China’s factory activity suffered the sharpest contraction on record in February, the Caixin/Markit Manufacturing Purchasing Managers’ Index (PMI) showed, underlining the crippling effects of tough travel curbs and public health measures taken to contain the outbreak.
That followed the Chinese government’s similarly dire PMI release on the weekend, which also showed a record pace of decline.
The slump in the world’s second-largest economy dealt a severe blow to factories across Asia, including those in Japan, South Korea and Taiwan, offering the clearest evidence yet of the epidemic’s damaging effects on global growth and businesses.
“The slump in manufacturing activity looks to have had a significant impact on trade,” Capital Economics wrote in a research note on the Caixin PMI. “The PMIs also point to a major hit to employment, the effects of which will take longer to reverse. And with the jump in virus cases overseas, there is a growing risk of a protracted downturn in foreign demand.”

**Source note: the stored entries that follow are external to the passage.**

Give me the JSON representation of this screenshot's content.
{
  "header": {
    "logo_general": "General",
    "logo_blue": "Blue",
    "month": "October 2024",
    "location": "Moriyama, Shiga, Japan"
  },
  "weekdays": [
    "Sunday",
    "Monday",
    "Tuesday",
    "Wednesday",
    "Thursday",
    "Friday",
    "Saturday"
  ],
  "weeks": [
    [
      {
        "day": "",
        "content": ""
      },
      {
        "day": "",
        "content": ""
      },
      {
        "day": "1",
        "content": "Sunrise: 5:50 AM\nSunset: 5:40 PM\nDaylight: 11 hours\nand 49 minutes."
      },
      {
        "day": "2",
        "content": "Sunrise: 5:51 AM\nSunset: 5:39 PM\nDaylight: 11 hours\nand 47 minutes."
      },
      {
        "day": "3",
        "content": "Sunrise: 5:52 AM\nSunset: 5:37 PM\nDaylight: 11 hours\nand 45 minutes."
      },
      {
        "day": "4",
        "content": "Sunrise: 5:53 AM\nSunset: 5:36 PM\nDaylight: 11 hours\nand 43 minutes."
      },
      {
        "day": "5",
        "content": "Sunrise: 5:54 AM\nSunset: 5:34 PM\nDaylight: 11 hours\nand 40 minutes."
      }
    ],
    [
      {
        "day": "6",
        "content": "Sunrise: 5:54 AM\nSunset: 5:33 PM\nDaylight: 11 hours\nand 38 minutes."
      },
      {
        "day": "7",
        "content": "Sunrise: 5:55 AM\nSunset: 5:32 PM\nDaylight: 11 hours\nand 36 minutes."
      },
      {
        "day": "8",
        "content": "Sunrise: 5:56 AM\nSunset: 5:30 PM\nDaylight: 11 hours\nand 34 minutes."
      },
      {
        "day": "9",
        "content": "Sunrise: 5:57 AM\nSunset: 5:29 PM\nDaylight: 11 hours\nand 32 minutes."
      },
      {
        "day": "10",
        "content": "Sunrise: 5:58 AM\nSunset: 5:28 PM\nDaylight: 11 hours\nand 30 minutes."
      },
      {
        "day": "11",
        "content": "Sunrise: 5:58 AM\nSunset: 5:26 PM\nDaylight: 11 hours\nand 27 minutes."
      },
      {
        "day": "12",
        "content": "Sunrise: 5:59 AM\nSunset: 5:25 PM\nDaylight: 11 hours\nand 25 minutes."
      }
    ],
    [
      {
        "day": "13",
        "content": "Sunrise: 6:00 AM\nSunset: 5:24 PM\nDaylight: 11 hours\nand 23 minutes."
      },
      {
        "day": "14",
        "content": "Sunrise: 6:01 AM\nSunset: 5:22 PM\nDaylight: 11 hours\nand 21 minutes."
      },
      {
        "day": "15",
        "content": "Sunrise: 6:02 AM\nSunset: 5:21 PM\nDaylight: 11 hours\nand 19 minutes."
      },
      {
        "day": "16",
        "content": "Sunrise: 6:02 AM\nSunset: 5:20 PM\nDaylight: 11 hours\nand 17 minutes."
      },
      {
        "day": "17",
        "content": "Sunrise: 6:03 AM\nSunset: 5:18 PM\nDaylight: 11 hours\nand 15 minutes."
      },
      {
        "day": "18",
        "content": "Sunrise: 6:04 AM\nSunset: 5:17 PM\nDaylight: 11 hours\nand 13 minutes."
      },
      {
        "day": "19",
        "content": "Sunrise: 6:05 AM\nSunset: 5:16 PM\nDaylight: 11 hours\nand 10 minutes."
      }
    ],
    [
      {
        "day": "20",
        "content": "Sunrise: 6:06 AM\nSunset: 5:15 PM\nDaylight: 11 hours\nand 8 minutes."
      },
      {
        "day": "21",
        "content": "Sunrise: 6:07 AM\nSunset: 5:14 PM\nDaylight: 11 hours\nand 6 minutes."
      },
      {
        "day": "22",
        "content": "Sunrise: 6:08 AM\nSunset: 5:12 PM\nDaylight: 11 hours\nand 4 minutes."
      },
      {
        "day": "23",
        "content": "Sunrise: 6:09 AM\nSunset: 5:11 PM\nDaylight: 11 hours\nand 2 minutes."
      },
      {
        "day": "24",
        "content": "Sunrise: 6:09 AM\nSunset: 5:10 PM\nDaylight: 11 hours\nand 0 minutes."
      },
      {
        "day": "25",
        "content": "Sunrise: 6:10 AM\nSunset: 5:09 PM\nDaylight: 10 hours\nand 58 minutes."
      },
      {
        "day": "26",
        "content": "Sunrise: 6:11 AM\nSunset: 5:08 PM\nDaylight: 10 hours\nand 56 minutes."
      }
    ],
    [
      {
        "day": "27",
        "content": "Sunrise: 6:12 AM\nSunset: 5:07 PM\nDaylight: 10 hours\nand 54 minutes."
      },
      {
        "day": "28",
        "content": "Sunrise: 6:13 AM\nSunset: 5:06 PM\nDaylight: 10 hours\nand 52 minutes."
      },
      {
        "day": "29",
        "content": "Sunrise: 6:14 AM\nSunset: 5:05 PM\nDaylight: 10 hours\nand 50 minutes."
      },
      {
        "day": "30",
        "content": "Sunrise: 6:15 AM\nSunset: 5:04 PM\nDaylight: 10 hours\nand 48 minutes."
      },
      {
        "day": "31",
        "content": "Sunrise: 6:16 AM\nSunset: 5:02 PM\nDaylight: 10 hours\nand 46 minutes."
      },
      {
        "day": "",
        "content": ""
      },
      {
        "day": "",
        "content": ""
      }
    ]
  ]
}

Investors now await PMI readings out of major euro zone economies due later in the day, which are also expected to point to declining activity.
Japan’s PMI showed its factory activity was hit by the sharpest contraction in nearly four years in February, reinforcing expectations the economy may have slipped into recession.
Separate data showed Japanese firms cut spending on plant and equipment in the quarter to December, casting doubt on the Bank of Japan’s view that robust domestic demand will make up for some of the weakness in exports.
“Near-term prospects for Japan’s industrial sector appear very bleak,” said Joe Hayes, economist at IHS Markit, which compiles the survey.
South Korea’s factory activity also shrank faster in February, as export orders contracted at the quickest pace in over six years in a shattering blow to production.
The dismal results add pressure on global policymakers to co-ordinate their response to contain damage to the world economy from the epidemic.
BOJ Governor Haruhiko Kuroda on Monday joined U.S. counterpart Jerome Powell in pledging to take necessary steps to stabilise markets jolted by the virus.
In Australia, financial regulators held an emergency meeting to discuss the economic impact of the outbreak, two sources told Reuters, as markets moved to price in a central bank rate cut as early as this week.
China, for its part, has injected large amounts of liquidity to shore up market confidence.
The country’s central bank – the People’s Bank of China (PBOC) – has also told banks to help firms struggling with repayments by extending loans and not penalise them if they are late with payments.
“A rate cut only helps a little bit, by easing debt service costs. But it does little if anything to solve the bigger problems of cash flow interruption,” said Rob Carnell, Asia- Pacific chief economist at ING in Singapore.
“This is where the BoJ’s special loans…and the PBOC’s suggested easing of banks’ response to late or delinquent loans is closer to what is needed.”
As well as capping long-term borrowing costs at around zero, the BOJ has several loan programmes in place to incentivise commercial banks to boost lending.